Why does academic and artistic freedom matter? Is it because we think anything and everything goes? Again, the opposite is true. We defend the right of writers, artists and scholars to express their views precisely so that these can be held up to scrutiny, debate and judgement. MSU Vice-Chancellor Manoj Soni may not allow his own students and colleagues to express their views but we would support his right to publish his book, In Search of Third Space, with its explicit (and to man y, offensive) Hindutva bias. It is only when such work is in the public domain that it can be subject to rigorous analysis. Work driven underground will not die but simply poison the groundwater. Suppression, censorship and banning will not transform ways of thinking and seeing; open discussion will.

Colonial legacy

India is rightly proud of the democratic rights, including freedom of expression, guaranteed by a Constitution that draws on indigenous traditions of intellectual enquiry, scepticism, and disputation. We are admired for this. These rights, however, cannot be taken for granted; they need to be nourished at all times. When we allow divisive forces to undermine our intellectual traditions and democratic rights, we are, in practice, giving up an integral part of what it means to be Indian.
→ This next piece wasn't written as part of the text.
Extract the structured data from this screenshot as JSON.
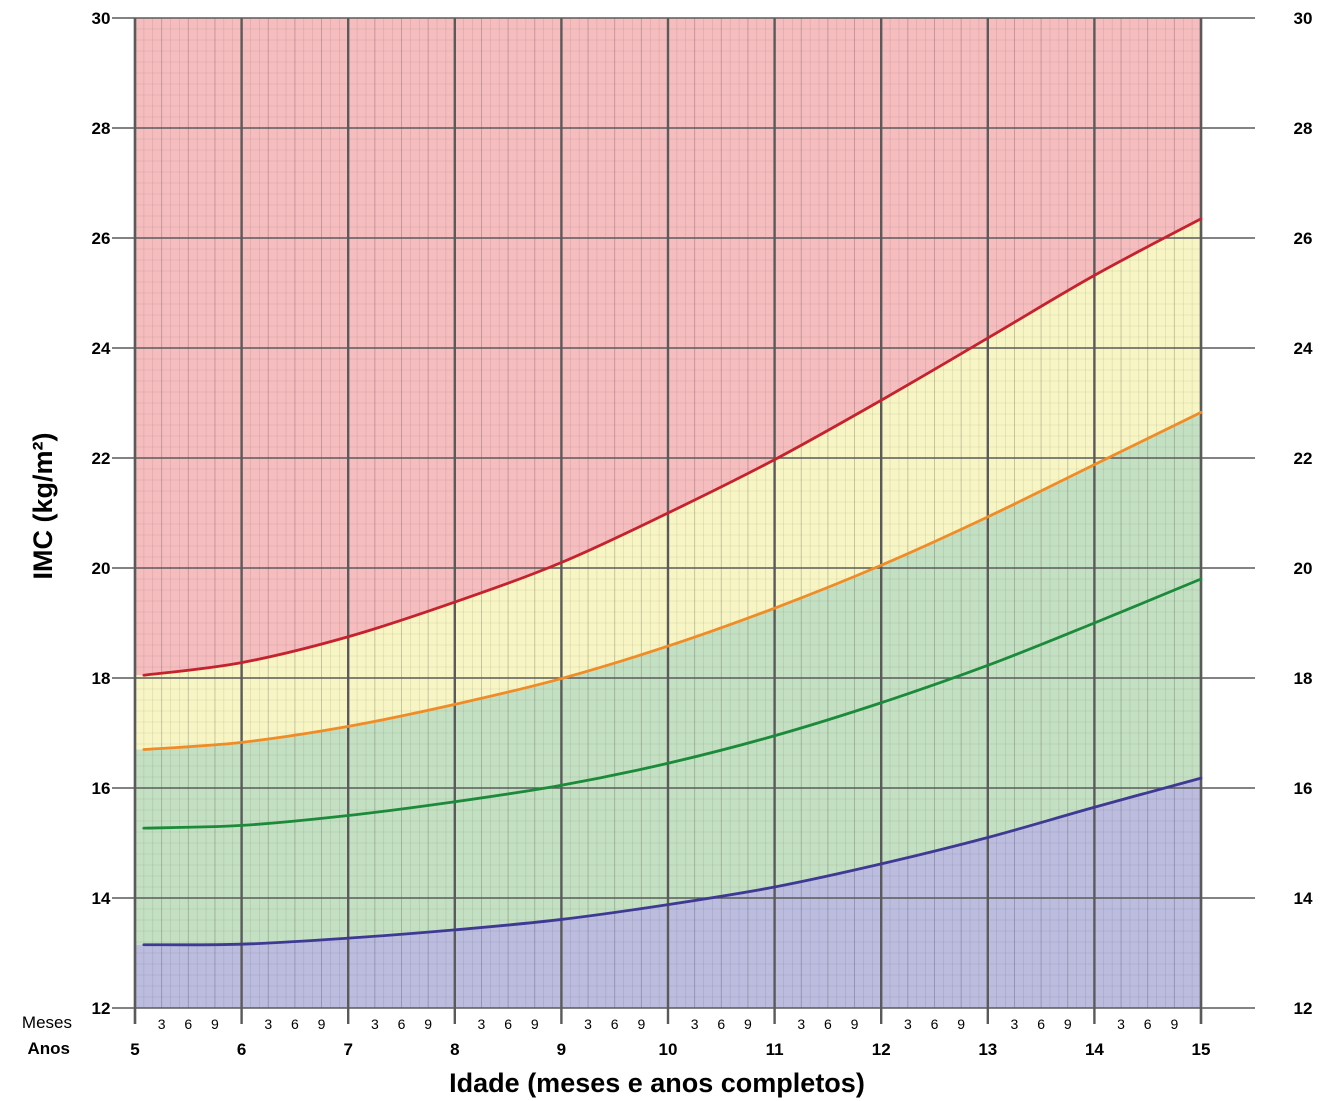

Ironically, censorship as we know it is a colonial legacy, not an intrinsic way of life for us. In an era when democracy and freedom are falsely proclaimed to be Western values, we are in a position to illustrate how a nation can truly let these values flourish. Banning, suppression, and vandalism are signs of fragility; a strong and self-confident society does not fear its own diversity.

Priyamvada Gopal teaches in the Faculty of English at Cambridge University and is the author of Literary Radicalism in India).